In a June 21 letter to Steven Walther, the Federal Election Commission (FEC) chairman, Irving noted that the rise in actionable threats "constitutes the new daily threat environment faced by Member[s] of Congress."

The information contained within the letter is in response to a request to the FEC for guidance regarding the appropriation of campaign funds to pay for additional security systems for lawmakers' homes — both in Washington DC and in their home states, according to The Hill.

Several FEC rulings issued earlier on a case-by-case basis have allowed lawmakers to use campaign money to pay for security systems including for former Representative Gabby Giffords (D-AZ), who was shot at an outdoor speaking event in 2011.

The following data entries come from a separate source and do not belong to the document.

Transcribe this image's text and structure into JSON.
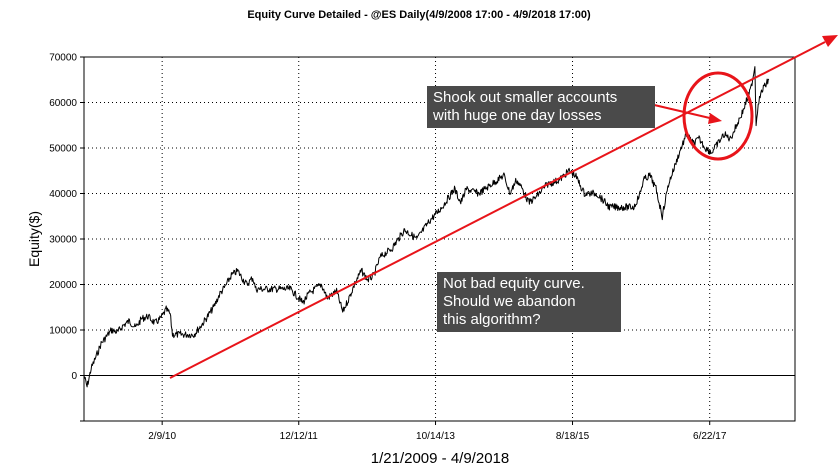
{
  "chart_data": {
    "type": "line",
    "title": "Equity Curve Detailed - @ES Daily(4/9/2008 17:00 - 4/9/2018 17:00)",
    "xlabel": "1/21/2009 - 4/9/2018",
    "ylabel": "Equity($)",
    "ylim": [
      -10000,
      70000
    ],
    "yticks": [
      0,
      10000,
      20000,
      30000,
      40000,
      50000,
      60000,
      70000
    ],
    "xlim": [
      "2009-01-21",
      "2018-08-15"
    ],
    "xticks": [
      {
        "label": "2/9/10",
        "date": "2010-02-09"
      },
      {
        "label": "12/12/11",
        "date": "2011-12-12"
      },
      {
        "label": "10/14/13",
        "date": "2013-10-14"
      },
      {
        "label": "8/18/15",
        "date": "2015-08-18"
      },
      {
        "label": "6/22/17",
        "date": "2017-06-22"
      }
    ],
    "grid": true,
    "series": [
      {
        "color": "#000000",
        "points": [
          [
            "2009-01-21",
            0
          ],
          [
            "2009-02-05",
            -2500
          ],
          [
            "2009-02-25",
            1500
          ],
          [
            "2009-03-20",
            4000
          ],
          [
            "2009-04-15",
            7000
          ],
          [
            "2009-05-10",
            8500
          ],
          [
            "2009-06-05",
            10000
          ],
          [
            "2009-07-05",
            9500
          ],
          [
            "2009-08-01",
            11000
          ],
          [
            "2009-09-01",
            12000
          ],
          [
            "2009-10-01",
            10500
          ],
          [
            "2009-11-01",
            12500
          ],
          [
            "2009-12-01",
            13000
          ],
          [
            "2010-01-05",
            11500
          ],
          [
            "2010-02-01",
            12500
          ],
          [
            "2010-03-01",
            14500
          ],
          [
            "2010-03-20",
            13500
          ],
          [
            "2010-04-01",
            9000
          ],
          [
            "2010-05-01",
            9000
          ],
          [
            "2010-07-15",
            9000
          ],
          [
            "2010-08-20",
            11000
          ],
          [
            "2010-09-20",
            13000
          ],
          [
            "2010-10-20",
            15000
          ],
          [
            "2010-11-20",
            18000
          ],
          [
            "2010-12-15",
            19500
          ],
          [
            "2011-01-15",
            22000
          ],
          [
            "2011-02-15",
            23000
          ],
          [
            "2011-03-15",
            21000
          ],
          [
            "2011-04-01",
            20000
          ],
          [
            "2011-04-30",
            21500
          ],
          [
            "2011-05-15",
            19000
          ],
          [
            "2011-08-01",
            19000
          ],
          [
            "2011-11-01",
            19000
          ],
          [
            "2012-01-01",
            16000
          ],
          [
            "2012-02-01",
            18000
          ],
          [
            "2012-03-01",
            19000
          ],
          [
            "2012-04-01",
            20000
          ],
          [
            "2012-05-01",
            17000
          ],
          [
            "2012-06-15",
            18500
          ],
          [
            "2012-07-15",
            14000
          ],
          [
            "2012-08-15",
            17000
          ],
          [
            "2012-09-15",
            20500
          ],
          [
            "2012-10-15",
            23000
          ],
          [
            "2012-11-15",
            21000
          ],
          [
            "2012-12-15",
            22000
          ],
          [
            "2013-01-15",
            26000
          ],
          [
            "2013-03-15",
            28000
          ],
          [
            "2013-05-15",
            32000
          ],
          [
            "2013-07-15",
            30000
          ],
          [
            "2013-09-15",
            34000
          ],
          [
            "2013-11-15",
            37000
          ],
          [
            "2014-01-15",
            41000
          ],
          [
            "2014-02-15",
            38000
          ],
          [
            "2014-03-15",
            41000
          ],
          [
            "2014-05-15",
            40000
          ],
          [
            "2014-07-15",
            42000
          ],
          [
            "2014-09-15",
            44000
          ],
          [
            "2014-10-15",
            40000
          ],
          [
            "2014-11-15",
            43000
          ],
          [
            "2014-12-15",
            41000
          ],
          [
            "2015-01-15",
            38000
          ],
          [
            "2015-02-15",
            39000
          ],
          [
            "2015-04-15",
            42000
          ],
          [
            "2015-06-15",
            43000
          ],
          [
            "2015-08-01",
            45000
          ],
          [
            "2015-09-01",
            44000
          ],
          [
            "2015-10-15",
            40000
          ],
          [
            "2015-12-15",
            40000
          ],
          [
            "2016-02-15",
            37000
          ],
          [
            "2016-03-15",
            37000
          ],
          [
            "2016-06-15",
            37000
          ],
          [
            "2016-07-15",
            40000
          ],
          [
            "2016-08-01",
            43000
          ],
          [
            "2016-09-01",
            44000
          ],
          [
            "2016-10-01",
            41000
          ],
          [
            "2016-11-01",
            35000
          ],
          [
            "2016-12-01",
            42000
          ],
          [
            "2017-01-01",
            46000
          ],
          [
            "2017-02-01",
            50000
          ],
          [
            "2017-03-01",
            53000
          ],
          [
            "2017-04-01",
            51000
          ],
          [
            "2017-05-01",
            52000
          ],
          [
            "2017-06-01",
            50000
          ],
          [
            "2017-07-01",
            49000
          ],
          [
            "2017-08-01",
            51000
          ],
          [
            "2017-09-01",
            53000
          ],
          [
            "2017-10-01",
            52000
          ],
          [
            "2017-11-01",
            55000
          ],
          [
            "2017-12-01",
            58000
          ],
          [
            "2018-01-10",
            63000
          ],
          [
            "2018-01-30",
            68000
          ],
          [
            "2018-02-05",
            55000
          ],
          [
            "2018-02-15",
            60000
          ],
          [
            "2018-03-10",
            63000
          ],
          [
            "2018-04-09",
            65000
          ]
        ]
      }
    ],
    "annotations": [
      {
        "lines": [
          "Shook out smaller accounts",
          "with huge one day losses"
        ]
      },
      {
        "lines": [
          "Not bad equity curve.",
          "Should we abandon",
          "this algorithm?"
        ]
      }
    ],
    "overlay_color": "#e8141a"
  }
}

Now lawmakers are streamlining a program to allow the use of additional campaign resources to pay for personal security, particularly after last month's shooting at a GOP baseball practice.

Earlier, Speaker of the House Paul Ryan (R-WI) informally introduced a plan in which the FEC would detail protocols for elected officials to legally use campaign funds to pay for personal security at home and at work, as well as for their families.

Sergeant at arms Irving's letter to the FEC was seen to be a formal request to the agency to document how such a system could be put in place, cited by The Hill.

"It is my position that Members of the US House of Representatives require a residential security system due to the threat environment," Irving wrote in his letter to the FEC.

Numerous lawmakers on Capitol Hill have received death threats this year, including Representatives Martha McSally (R-AZ) and Tom Garrett (R-VA), from people who claim to be angry with the Republican lack of planning to replace the Affordable Healthcare Act, as well as decrying the actions and behaviors of US President Donald Trump.

After calling for Trump to be impeached, Congressional Black Caucus member and Democratic Representative from Texas Al Green received lynching threats.